Çok değerli okuyucu htcbnym oylarınız için çok çok teşekkür ediyor ve bu bölümü size ithaf ediyorum☺️
İyi okumalar🖤
İçimden çocukça bir duyuşla, 'büyüklere küsüm' demek geçti...
(Cahit Zarifoğlu)Bir gün üniversiteden bir hocamız "ister fonetik olarak, ister söyleyiş olarak,isterse de anlam olarak söylemeyi veya kullanmayı sevdiğiniz kelime hayatınızda bir yerde mutlaka karşınıza çıkar veya bir şekilde hayatınızı siz farkında bile olmadan etkiler" demişti.
O zamanlar tam anlamamış hatta fark etmemiştim ne demek istediğini.
Ancak ben,paradoks kelimesini çok seviyordum. Neredeyse defterimin her köşesine sıkıldığım veya daldığım an bu kelimeyi yazarken bulurdum kendimi.
Yıllar geçti üstünden ama şimdi düşününce hayatımın bir paradoksa döndüğünü bir miktar dehşetle fark ediyordum.
Özellikle duygularım konusunda;
Annemi sevdiğim için yıllarca o aileden uzaklaştım, onlardan uzaklaştıkça anneme daha çok yaklaşmaya başladım.
Gerçi o beni takmadı hiçbir zaman ama benim açımdan durum maalesef buydu.
Babam beni sevmiyor diye soğuyup onu asla takmadım, onu takmadığım için daha da nefret etti.
Kimsesizim diye içime kapandım, içime kapandıkça daha da asosyal hâle gelip yalnızlaştım.
Ve en son yaşadığım şey: Emir Ali...
'Paradoks yaşıyor kalbim, zira onu yaşatan şey aynı zamanda öldüren şeyin ta kendisi' demiştim bir gün onun için.
Gerçekten durum tam olarak buydu.Tıpkı onun acısından günlerce konuşamaz hâle gelip, yine günler sonra ilk kurduğum kelimenin onun adı olması gibi...
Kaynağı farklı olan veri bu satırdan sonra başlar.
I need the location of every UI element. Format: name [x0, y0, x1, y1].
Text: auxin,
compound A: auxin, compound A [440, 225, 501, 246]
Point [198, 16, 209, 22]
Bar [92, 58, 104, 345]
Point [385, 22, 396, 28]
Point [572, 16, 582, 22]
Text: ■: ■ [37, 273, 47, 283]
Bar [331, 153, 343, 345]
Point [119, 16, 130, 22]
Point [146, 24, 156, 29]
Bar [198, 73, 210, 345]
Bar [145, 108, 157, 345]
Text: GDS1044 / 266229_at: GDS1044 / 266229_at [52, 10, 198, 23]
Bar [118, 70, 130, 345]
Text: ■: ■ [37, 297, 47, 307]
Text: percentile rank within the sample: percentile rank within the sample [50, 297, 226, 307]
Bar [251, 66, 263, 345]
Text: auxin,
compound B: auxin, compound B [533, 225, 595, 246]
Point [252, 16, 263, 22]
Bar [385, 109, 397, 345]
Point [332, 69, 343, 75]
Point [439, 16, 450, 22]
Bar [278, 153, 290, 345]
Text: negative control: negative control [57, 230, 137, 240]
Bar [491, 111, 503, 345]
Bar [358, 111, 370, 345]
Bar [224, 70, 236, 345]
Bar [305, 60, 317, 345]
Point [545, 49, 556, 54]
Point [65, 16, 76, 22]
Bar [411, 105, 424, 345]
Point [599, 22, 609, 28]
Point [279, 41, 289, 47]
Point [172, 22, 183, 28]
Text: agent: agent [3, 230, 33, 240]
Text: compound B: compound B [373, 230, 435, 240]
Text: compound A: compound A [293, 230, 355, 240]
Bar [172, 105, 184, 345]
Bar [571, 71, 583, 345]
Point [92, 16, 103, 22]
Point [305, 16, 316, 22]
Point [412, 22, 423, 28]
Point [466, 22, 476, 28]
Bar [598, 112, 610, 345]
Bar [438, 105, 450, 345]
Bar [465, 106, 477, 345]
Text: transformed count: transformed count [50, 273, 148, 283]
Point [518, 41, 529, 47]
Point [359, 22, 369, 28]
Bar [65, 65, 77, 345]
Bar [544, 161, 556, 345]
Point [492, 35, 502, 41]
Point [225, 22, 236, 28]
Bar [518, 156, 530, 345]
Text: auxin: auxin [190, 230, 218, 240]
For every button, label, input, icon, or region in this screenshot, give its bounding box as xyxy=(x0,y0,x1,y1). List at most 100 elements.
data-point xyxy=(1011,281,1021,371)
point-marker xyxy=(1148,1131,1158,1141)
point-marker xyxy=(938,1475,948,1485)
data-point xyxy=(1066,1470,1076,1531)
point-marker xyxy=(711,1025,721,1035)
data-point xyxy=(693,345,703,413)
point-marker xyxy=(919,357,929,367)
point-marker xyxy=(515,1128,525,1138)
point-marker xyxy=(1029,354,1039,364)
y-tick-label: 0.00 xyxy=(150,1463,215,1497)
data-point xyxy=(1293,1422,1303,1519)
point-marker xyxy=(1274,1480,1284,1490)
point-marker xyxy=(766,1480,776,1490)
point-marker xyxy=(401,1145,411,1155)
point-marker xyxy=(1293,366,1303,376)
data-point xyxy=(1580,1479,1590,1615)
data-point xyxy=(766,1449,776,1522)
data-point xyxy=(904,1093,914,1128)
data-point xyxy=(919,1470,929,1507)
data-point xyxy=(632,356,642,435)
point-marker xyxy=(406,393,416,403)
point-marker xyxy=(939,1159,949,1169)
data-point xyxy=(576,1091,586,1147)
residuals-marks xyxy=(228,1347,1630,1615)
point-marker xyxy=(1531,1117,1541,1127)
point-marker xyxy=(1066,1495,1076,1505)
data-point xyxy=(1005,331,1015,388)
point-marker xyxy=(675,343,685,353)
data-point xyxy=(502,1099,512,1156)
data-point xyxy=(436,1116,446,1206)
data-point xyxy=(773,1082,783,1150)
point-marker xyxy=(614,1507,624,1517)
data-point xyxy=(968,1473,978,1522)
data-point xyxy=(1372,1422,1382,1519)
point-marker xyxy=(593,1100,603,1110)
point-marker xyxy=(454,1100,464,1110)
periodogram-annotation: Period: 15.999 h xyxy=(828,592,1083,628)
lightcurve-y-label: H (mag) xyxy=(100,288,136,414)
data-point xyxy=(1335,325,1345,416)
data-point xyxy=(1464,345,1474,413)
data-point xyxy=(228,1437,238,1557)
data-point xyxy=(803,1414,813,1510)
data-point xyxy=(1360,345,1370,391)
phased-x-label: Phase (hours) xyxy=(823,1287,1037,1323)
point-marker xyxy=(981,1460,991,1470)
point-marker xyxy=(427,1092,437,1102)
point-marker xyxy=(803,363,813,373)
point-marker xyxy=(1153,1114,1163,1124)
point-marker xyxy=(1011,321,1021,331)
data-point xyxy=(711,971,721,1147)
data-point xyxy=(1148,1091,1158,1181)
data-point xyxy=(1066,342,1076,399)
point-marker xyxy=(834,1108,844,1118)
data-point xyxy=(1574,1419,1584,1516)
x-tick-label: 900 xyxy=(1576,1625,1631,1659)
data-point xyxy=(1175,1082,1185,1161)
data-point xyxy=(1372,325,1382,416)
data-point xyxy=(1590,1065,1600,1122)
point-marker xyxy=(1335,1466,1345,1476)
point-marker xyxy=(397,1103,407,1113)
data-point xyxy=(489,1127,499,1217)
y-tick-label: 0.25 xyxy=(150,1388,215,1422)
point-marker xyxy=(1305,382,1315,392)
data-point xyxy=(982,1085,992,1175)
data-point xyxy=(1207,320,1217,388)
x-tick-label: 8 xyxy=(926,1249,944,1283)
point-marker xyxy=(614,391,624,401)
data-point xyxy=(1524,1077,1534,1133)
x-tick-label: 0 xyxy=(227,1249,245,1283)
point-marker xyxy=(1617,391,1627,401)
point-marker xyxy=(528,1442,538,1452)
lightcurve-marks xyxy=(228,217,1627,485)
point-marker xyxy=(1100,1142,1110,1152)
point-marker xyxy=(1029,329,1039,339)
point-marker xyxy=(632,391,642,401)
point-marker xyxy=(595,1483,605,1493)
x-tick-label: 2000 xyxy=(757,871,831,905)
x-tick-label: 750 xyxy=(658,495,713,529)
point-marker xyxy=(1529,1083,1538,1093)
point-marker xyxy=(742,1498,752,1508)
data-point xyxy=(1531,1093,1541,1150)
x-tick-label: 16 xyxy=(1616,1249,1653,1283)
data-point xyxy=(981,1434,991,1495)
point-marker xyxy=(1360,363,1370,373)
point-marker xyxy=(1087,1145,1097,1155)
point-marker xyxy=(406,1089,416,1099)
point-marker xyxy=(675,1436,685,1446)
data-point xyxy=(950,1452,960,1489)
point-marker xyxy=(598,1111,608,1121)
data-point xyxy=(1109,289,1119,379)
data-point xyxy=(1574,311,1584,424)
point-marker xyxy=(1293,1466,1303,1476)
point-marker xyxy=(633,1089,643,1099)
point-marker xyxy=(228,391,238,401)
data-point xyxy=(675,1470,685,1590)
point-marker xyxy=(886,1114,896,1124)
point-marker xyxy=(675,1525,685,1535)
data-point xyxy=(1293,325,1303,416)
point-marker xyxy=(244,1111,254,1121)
Emir Ali...O benim en büyük paradoksumdu.
O ağlama krizinin üstünden üç gün geçmişti. Ben ise hâlâ halama konuşmaya başladığımı söylememiştim. O da dahil herkes korkudan veya gerginlikten konuşamadım sanıyordu.
Evet korkumdandı ama o korku benimle ilgili değildi.
O'na bir şey olacak korkusuydu. Emir Ali bilmeden benim kalbimi, aklımı almış, onlar yetmemiş üstüne bir de sesimi almıştı.Hoş bunu bile isteye veya herhangi bir çaba sarf etmeden yapmıştı ama galiba ben onu suçlamak istiyordum.
Emir Ali taburcu olmuştu ve evde dinleniyodu. Ama ben yanına gidemedim. Daha doğrusu gitmek istemedim.
Bu süreçte regl olmuştum ve halam da sancı çektiğimi bildiği için yanıma gelip bana çaylar, sıcak su torbası falan hazırlamıştı. Ama ben onu yine gönderdim.
Aslında iyiydim. Sadece durup dururken ağlayasım vardı. O yüzden onun benim yanımda olmaması daha iyiydi. O ise sanırım olayın etkisinden hâlâ çıkamadığımı düşünüyor olacak, çok da ısrar etmeyip beni yalnız bırakmış ve anlayışla karşılamıştı.
Tabi bu günlerde kayın babası ve kaynanasının onlarda kalması da etkiliydi.Bu gün sabah artık ona konuşabildiğimi göstermek için onu görüntülü aradım.
"Sahra nasılsın balım?" Dedi çok güzel gülerek. İstemsiz bana da bulaştı ve gülümsedim.
"İyiyim Nazlı sultan! Sen?" Dedim enerjik bir şekilde.
Başımı sallamamı bekliyordu galiba. Önce şaşkınlıkla baktı ardında çığlık attı. Gerçekten çığlık attı...
Korkudan az daha telefonu elimden düşürüyordum!
ŞİMDİ OKUDUĞUN
SAHRA: (Gizli Sevdam)
Genel Kurgu"BEN SANA AŞIĞIM ÇÜNKÜ EMİR ALİ!" Boğazım yırtılırcasına bağırmıştım. Aşığım ben sana be adam.. Şok olmuş bir şekilde baktı bana. "Ne?" Dedi fısıltıyla. Ama bende artık anlatacak güç kalmamıştı. Bunu bir kere daha sesli bir şekilde söyleyemezdi...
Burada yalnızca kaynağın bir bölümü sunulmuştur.